Where terms are agreed between experienced businessmen of equal bargaining
power it is more likely that the court will regard the term as reasonable. It will
interfere only if it is convinced that one party has taken unfair advantage of the
other or the term is so unreasonable that it is likely that one of the parties has
misunderstood or failed to consider it: see Watford Electronics v Sanderson
(2001).
Both parties to the contract are businesses dealing at arms’ length and prima
facie are of equal bargaining power. It is arguable that WWT’s bargaining
position is weaker: it depended upon having the engine renovated; there are few
providers of such services.
The argument would be strengthened if it were possible to demonstrate that the
exemption clauses in issue were general in contracts throughout the trade and
WTT was unable to obtain the service without agreeing to them.

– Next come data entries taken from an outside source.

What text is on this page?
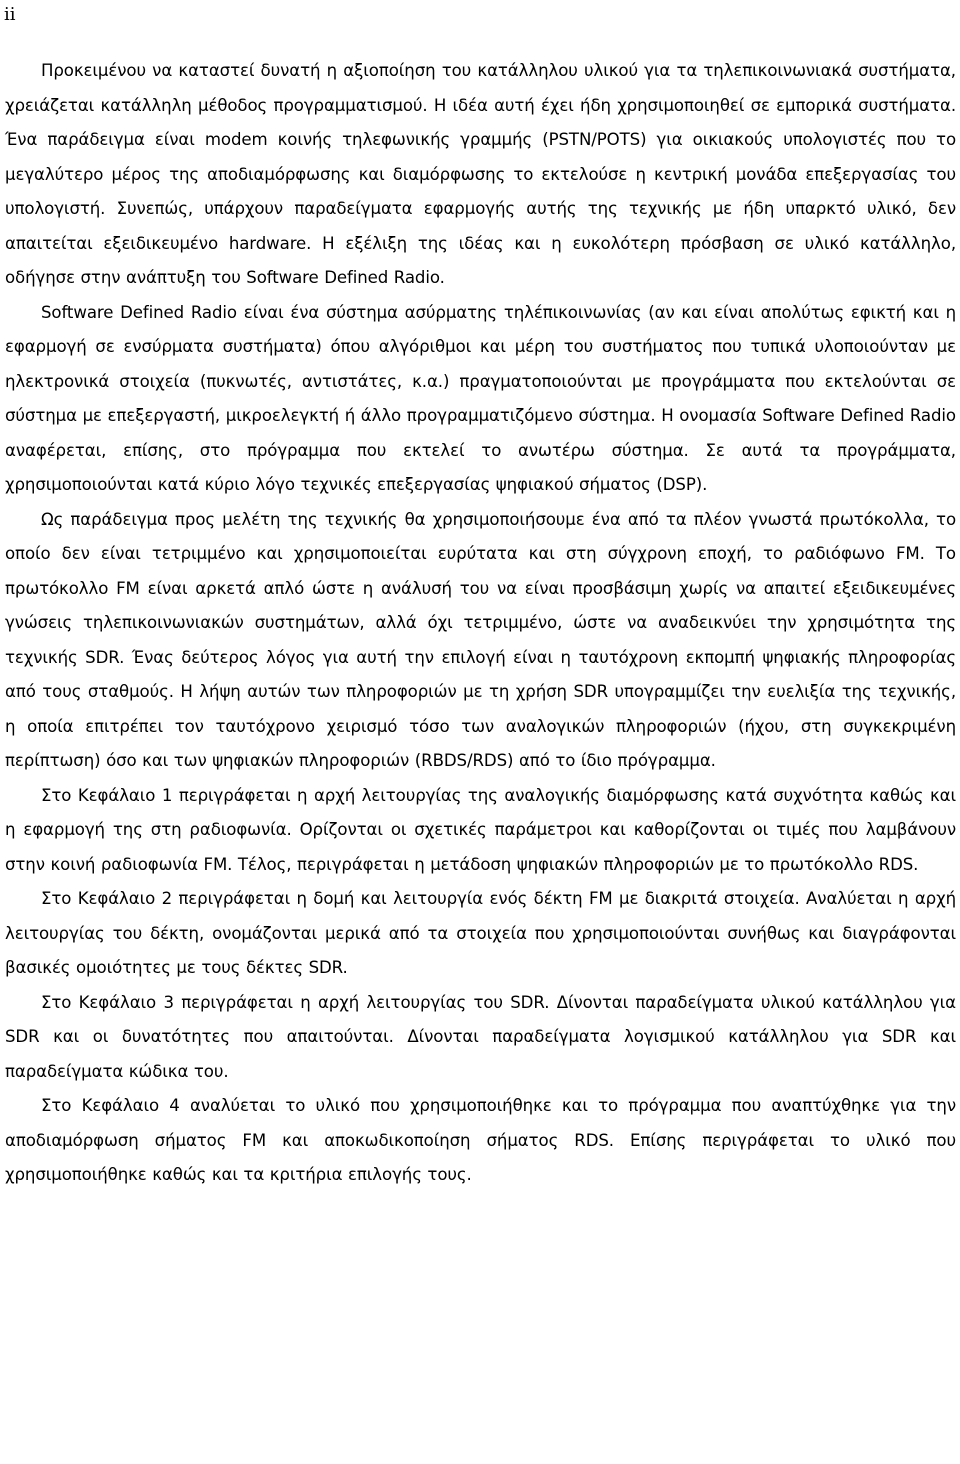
ii

Προκειμένου να καταστεί δυνατή η αξιοποίηση του κατάλληλου υλικού για τα τηλεπικοινωνιακά συστήματα, χρειάζεται κατάλληλη μέθοδος προγραμματισμού. Η ιδέα αυτή έχει ήδη χρησιμοποιηθεί σε εμπορικά συστήματα. Ένα παράδειγμα είναι modem κοινής τηλεφωνικής γραμμής (PSTN/POTS) για οικιακούς υπολογιστές που το μεγαλύτερο μέρος της αποδιαμόρφωσης και διαμόρφωσης το εκτελούσε η κεντρική μονάδα επεξεργασίας του υπολογιστή. Συνεπώς, υπάρχουν παραδείγματα εφαρμογής αυτής της τεχνικής με ήδη υπαρκτό υλικό, δεν απαιτείται εξειδικευμένο hardware. Η εξέλιξη της ιδέας και η ευκολότερη πρόσβαση σε υλικό κατάλληλο, οδήγησε στην ανάπτυξη του Software Defined Radio.

Software Defined Radio είναι ένα σύστημα ασύρματης τηλέπικοινωνίας (αν και είναι απολύτως εφικτή και η εφαρμογή σε ενσύρματα συστήματα) όπου αλγόριθμοι και μέρη του συστήματος που τυπικά υλοποιούνταν με ηλεκτρονικά στοιχεία (πυκνωτές, αντιστάτες, κ.α.) πραγματοποιούνται με προγράμματα που εκτελούνται σε σύστημα με επεξεργαστή, μικροελεγκτή ή άλλο προγραμματιζόμενο σύστημα. Η ονομασία Software Defined Radio αναφέρεται, επίσης, στο πρόγραμμα που εκτελεί το ανωτέρω σύστημα. Σε αυτά τα προγράμματα, χρησιμοποιούνται κατά κύριο λόγο τεχνικές επεξεργασίας ψηφιακού σήματος (DSP).

Ως παράδειγμα προς μελέτη της τεχνικής θα χρησιμοποιήσουμε ένα από τα πλέον γνωστά πρωτόκολλα, το οποίο δεν είναι τετριμμένο και χρησιμοποιείται ευρύτατα και στη σύγχρονη εποχή, το ραδιόφωνο FM. Το πρωτόκολλο FM είναι αρκετά απλό ώστε η ανάλυσή του να είναι προσβάσιμη χωρίς να απαιτεί εξειδικευμένες γνώσεις τηλεπικοινωνιακών συστημάτων, αλλά όχι τετριμμένο, ώστε να αναδεικνύει την χρησιμότητα της τεχνικής SDR. Ένας δεύτερος λόγος για αυτή την επιλογή είναι η ταυτόχρονη εκπομπή ψηφιακής πληροφορίας από τους σταθμούς. Η λήψη αυτών των πληροφοριών με τη χρήση SDR υπογραμμίζει την ευελιξία της τεχνικής, η οποία επιτρέπει τον ταυτόχρονο χειρισμό τόσο των αναλογικών πληροφοριών (ήχου, στη συγκεκριμένη περίπτωση) όσο και των ψηφιακών πληροφοριών (RBDS/RDS) από το ίδιο πρόγραμμα.

Στο Κεφάλαιο 1 περιγράφεται η αρχή λειτουργίας της αναλογικής διαμόρφωσης κατά συχνότητα καθώς και η εφαρμογή της στη ραδιοφωνία. Ορίζονται οι σχετικές παράμετροι και καθορίζονται οι τιμές που λαμβάνουν στην κοινή ραδιοφωνία FM. Τέλος, περιγράφεται η μετάδοση ψηφιακών πληροφοριών με το πρωτόκολλο RDS.

Στο Κεφάλαιο 2 περιγράφεται η δομή και λειτουργία ενός δέκτη FM με διακριτά στοιχεία. Αναλύεται η αρχή λειτουργίας του δέκτη, ονομάζονται μερικά από τα στοιχεία που χρησιμοποιούνται συνήθως και διαγράφονται βασικές ομοιότητες με τους δέκτες SDR.

Στο Κεφάλαιο 3 περιγράφεται η αρχή λειτουργίας του SDR. Δίνονται παραδείγματα υλικού κατάλληλου για SDR και οι δυνατότητες που απαιτούνται. Δίνονται παραδείγματα λογισμικού κατάλληλου για SDR και παραδείγματα κώδικα του.

Στο Κεφάλαιο 4 αναλύεται το υλικό που χρησιμοποιήθηκε και το πρόγραμμα που αναπτύχθηκε για την αποδιαμόρφωση σήματος FM και αποκωδικοποίηση σήματος RDS. Επίσης περιγράφεται το υλικό που χρησιμοποιήθηκε καθώς και τα κριτήρια επιλογής τους.
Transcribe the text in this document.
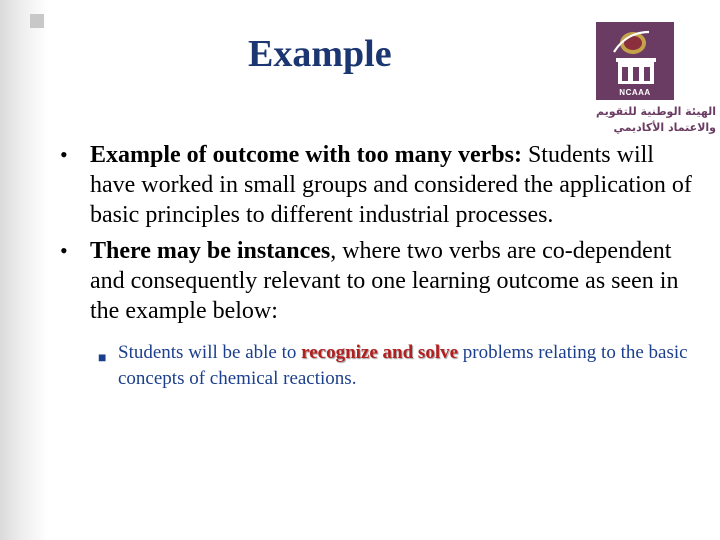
Example
NCAAA
الهيئة الوطنية للتقويم
والاعتماد الأكاديمي
• Example of outcome with too many verbs: Students will have worked in small groups and considered the application of basic principles to different industrial processes.
• There may be instances, where two verbs are co-dependent and consequently relevant to one learning outcome as seen in the example below:
■ Students will be able to recognize and solve problems relating to the basic concepts of chemical reactions.
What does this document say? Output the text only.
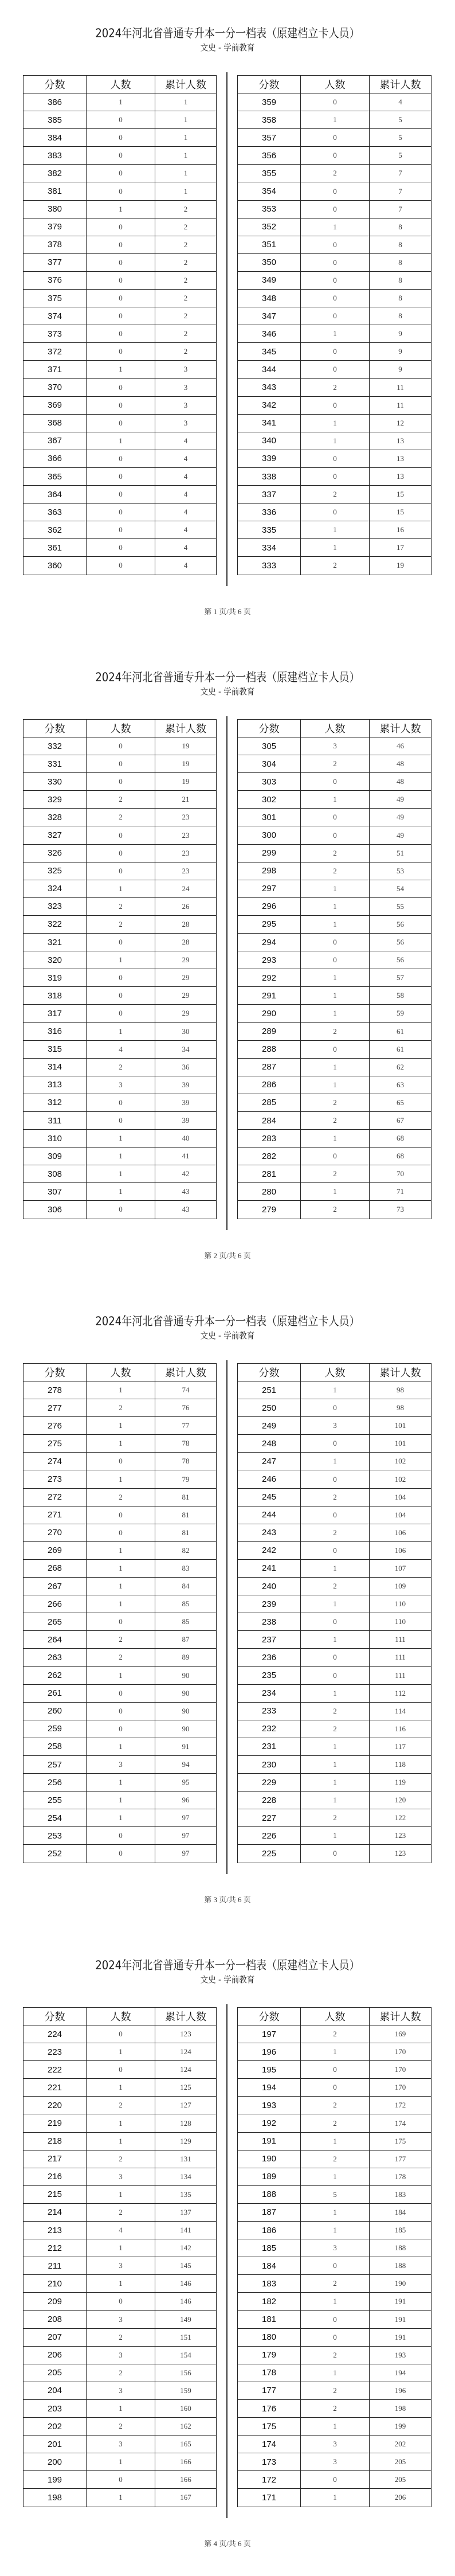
2024年河北省普通专升本一分一档表（原建档立卡人员）
文史 - 学前教育
分数	人数	累计人数
386	1	1
385	0	1
384	0	1
383	0	1
382	0	1
381	0	1
380	1	2
379	0	2
378	0	2
377	0	2
376	0	2
375	0	2
374	0	2
373	0	2
372	0	2
371	1	3
370	0	3
369	0	3
368	0	3
367	1	4
366	0	4
365	0	4
364	0	4
363	0	4
362	0	4
361	0	4
360	0	4
分数	人数	累计人数
359	0	4
358	1	5
357	0	5
356	0	5
355	2	7
354	0	7
353	0	7
352	1	8
351	0	8
350	0	8
349	0	8
348	0	8
347	0	8
346	1	9
345	0	9
344	0	9
343	2	11
342	0	11
341	1	12
340	1	13
339	0	13
338	0	13
337	2	15
336	0	15
335	1	16
334	1	17
333	2	19
第 1 页/共 6 页
2024年河北省普通专升本一分一档表（原建档立卡人员）
文史 - 学前教育
分数	人数	累计人数
332	0	19
331	0	19
330	0	19
329	2	21
328	2	23
327	0	23
326	0	23
325	0	23
324	1	24
323	2	26
322	2	28
321	0	28
320	1	29
319	0	29
318	0	29
317	0	29
316	1	30
315	4	34
314	2	36
313	3	39
312	0	39
311	0	39
310	1	40
309	1	41
308	1	42
307	1	43
306	0	43
分数	人数	累计人数
305	3	46
304	2	48
303	0	48
302	1	49
301	0	49
300	0	49
299	2	51
298	2	53
297	1	54
296	1	55
295	1	56
294	0	56
293	0	56
292	1	57
291	1	58
290	1	59
289	2	61
288	0	61
287	1	62
286	1	63
285	2	65
284	2	67
283	1	68
282	0	68
281	2	70
280	1	71
279	2	73
第 2 页/共 6 页
2024年河北省普通专升本一分一档表（原建档立卡人员）
文史 - 学前教育
分数	人数	累计人数
278	1	74
277	2	76
276	1	77
275	1	78
274	0	78
273	1	79
272	2	81
271	0	81
270	0	81
269	1	82
268	1	83
267	1	84
266	1	85
265	0	85
264	2	87
263	2	89
262	1	90
261	0	90
260	0	90
259	0	90
258	1	91
257	3	94
256	1	95
255	1	96
254	1	97
253	0	97
252	0	97
分数	人数	累计人数
251	1	98
250	0	98
249	3	101
248	0	101
247	1	102
246	0	102
245	2	104
244	0	104
243	2	106
242	0	106
241	1	107
240	2	109
239	1	110
238	0	110
237	1	111
236	0	111
235	0	111
234	1	112
233	2	114
232	2	116
231	1	117
230	1	118
229	1	119
228	1	120
227	2	122
226	1	123
225	0	123
第 3 页/共 6 页
2024年河北省普通专升本一分一档表（原建档立卡人员）
文史 - 学前教育
分数	人数	累计人数
224	0	123
223	1	124
222	0	124
221	1	125
220	2	127
219	1	128
218	1	129
217	2	131
216	3	134
215	1	135
214	2	137
213	4	141
212	1	142
211	3	145
210	1	146
209	0	146
208	3	149
207	2	151
206	3	154
205	2	156
204	3	159
203	1	160
202	2	162
201	3	165
200	1	166
199	0	166
198	1	167
分数	人数	累计人数
197	2	169
196	1	170
195	0	170
194	0	170
193	2	172
192	2	174
191	1	175
190	2	177
189	1	178
188	5	183
187	1	184
186	1	185
185	3	188
184	0	188
183	2	190
182	1	191
181	0	191
180	0	191
179	2	193
178	1	194
177	2	196
176	2	198
175	1	199
174	3	202
173	3	205
172	0	205
171	1	206
第 4 页/共 6 页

In the present contract, Clause 77 excludes all implied terms, thus removing
WTT’s remedy in respect of poor workmanship. This is likely to be regarded as
unreasonable and so invalid: see (e.g.) Balmoral Group v Borealis (2006).
Clause 106 imposes an onerous condition on any claim for lost income resulting
from poor workmanship: the engine would need to be returned to YEC within a
very short period of time and at great cost. This is likely to be regarded as
unreasonable and so invalid: see George Mitchell (Chesterhall) v Finney Lock
Seeds (1983) and Stag Line v Tyne Ship Repair Group (1984).
The court is likely to take a more lenient view of Clause 89. S11 (4) of the 1977
Act directs the court, when considering reasonableness in limitation clauses to
have regard to resources and the availability of insurance. WTT would be
expected to insure against its own business risks. They would include (a)
damage to or loss of engine (b) consequential harm to its trade and (c) other
foreseeable business risks.
It is arguable that, once the engine was returned to WTT, YEC has no insurable
interest in the engine or WTT’s trade. In this context the limitation clause may be
regarded a proper allocation of risk between two businesses. It is, therefore,
likely that the clause is reasonable.
WTT’s remedy against YEC is therefore likely to be limited to £10,000.